Vingança – Sem que a polícia sequer identifique os culpados, na cidade, outro boate é de que estejam fazendo justiça com as próprias mãos.
Em fevereiro deste ano, Saturnino Enciso tavares, de 39 anos, foi executado com 5 tiros em frente à uma marcenaria, também no Centro da cidade. Moradores da região afirmam que o a morte tem ligação com chacina ocorrida em outubro.
De acordo com o boletim de ocorrência, um irmão da vítima disse à polícia que uma motocicleta de cor preta, modelo alto, sem placas, se aproximou dele e da vítima enquanto ambos estavam em frente ao estabelecimento. Saturnino, conhecido como Preto, havia acabado de descer da caminhonete onde estava e foi abordado pelo autor dos disparos, que o chamou pelo apelido.
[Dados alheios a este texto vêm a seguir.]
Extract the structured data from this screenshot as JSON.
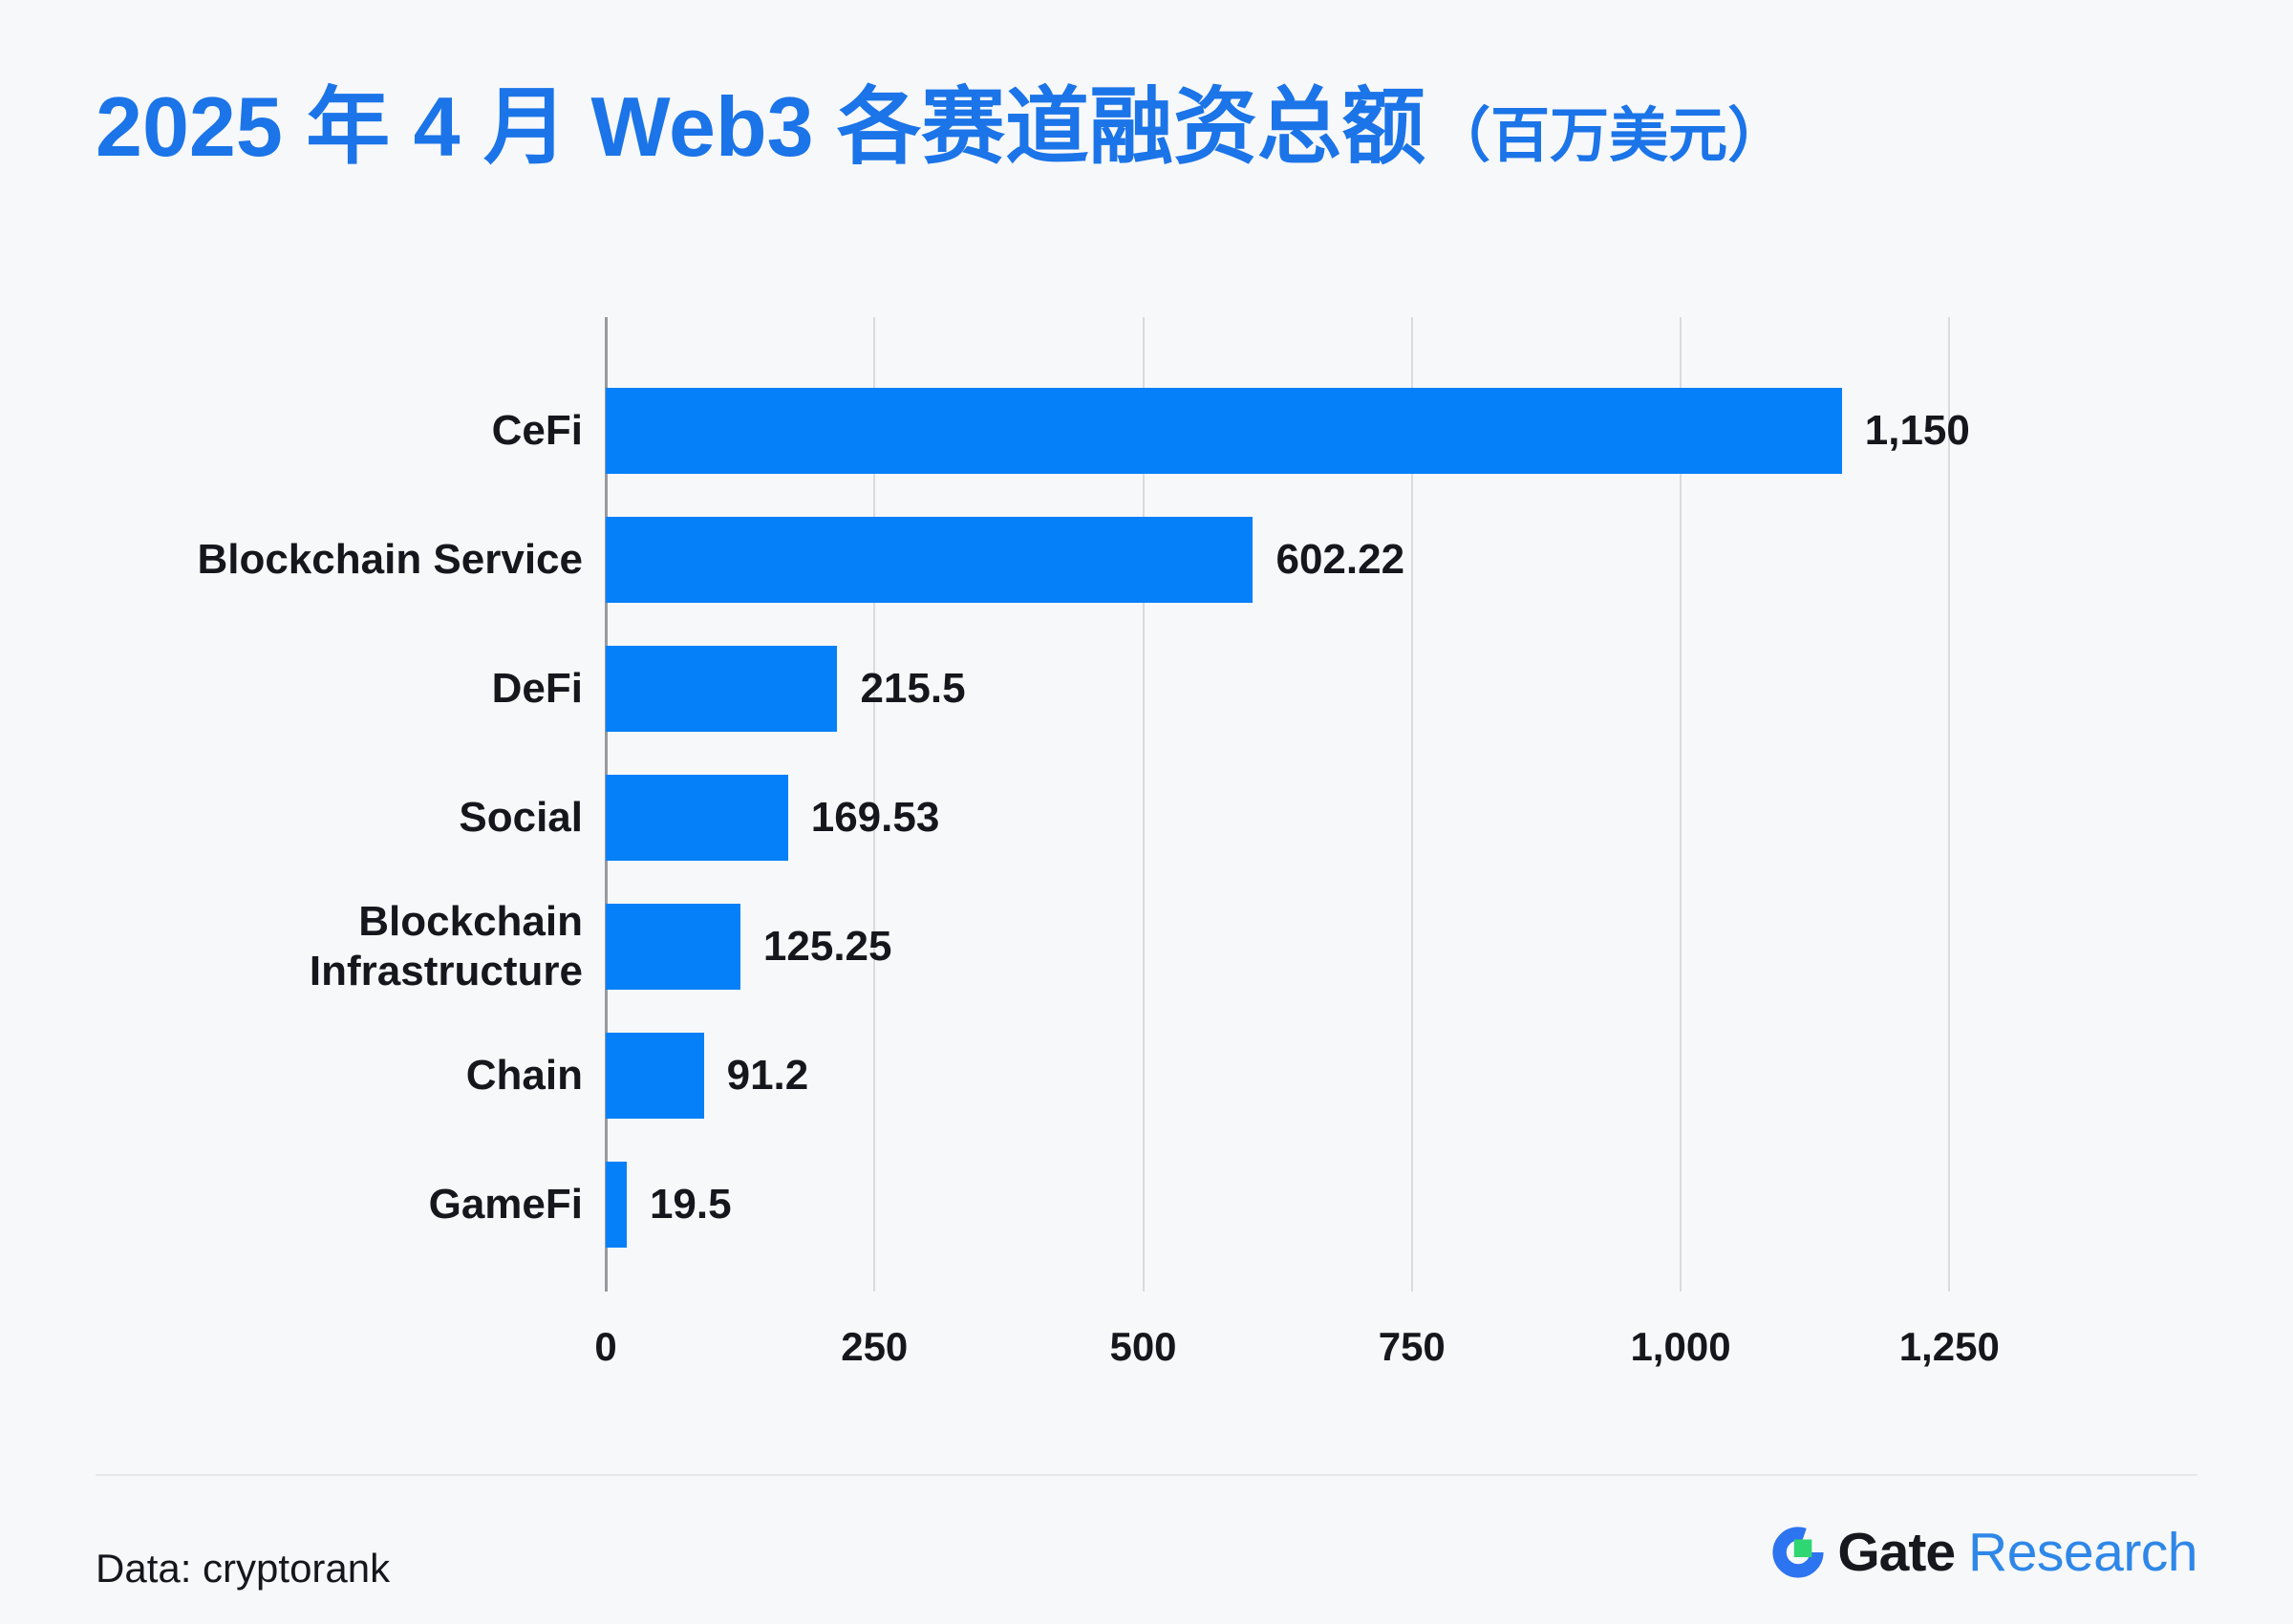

Vingança também seria o motivo da execução do policia civil Aquiles Chiquin Júnior, de 34 anos, ocorrida em junho. Segundo fonte da Segurança Pública, na região, duas quadrilhas disputam o comando do tráfico e em outubro, o grupo do irmão de Aquiles Chiquin Júnior atacou o bando, que seria comandado por um homem conhecido na região como Zacarias, um dos chefões do tráfico por lá.
Entre os cinco mortos na chacina, estaria o filho mais velho do chefão do tráfico. E o mais novo foi socorrido mas, em função da gravidade dos ferimentos, teve uma das penas amputadas. Em retaliação, a quadrilha, Zacarias teria dado o troco na mesma moeda, executando o irmão do integrante da facção adversária.
No início deste mês, o brasileiro Sanderson Carniatto Porto, 41, foi alvo de atentado a tiros em Pedro Juan Caballero, no Paraguai. Morador em Amambai, Sanderson foi alvejado com seis tiros de fuzil AK-47 em frente a uma casa de câmbio na área central de Pedro Juan Caballero.
Alguns minutos após os tiros, Sanderson ligou a caminhonete e dirigiu por 3 km até chegar ao hospital da Cassems em Ponta Porã, onde desceu sozinho e foi até a recepção pedir socorro. Ele estava junto com um homem chamado Eduardo Volpato, que não teria sido ferido e desceu do veículo antes de Sanderson chegar ao hospital.
De acordo com fontes da Segurança Pública ouvidas pelo Campo Grande News, o caso também teria ligação com a chacina de outubro.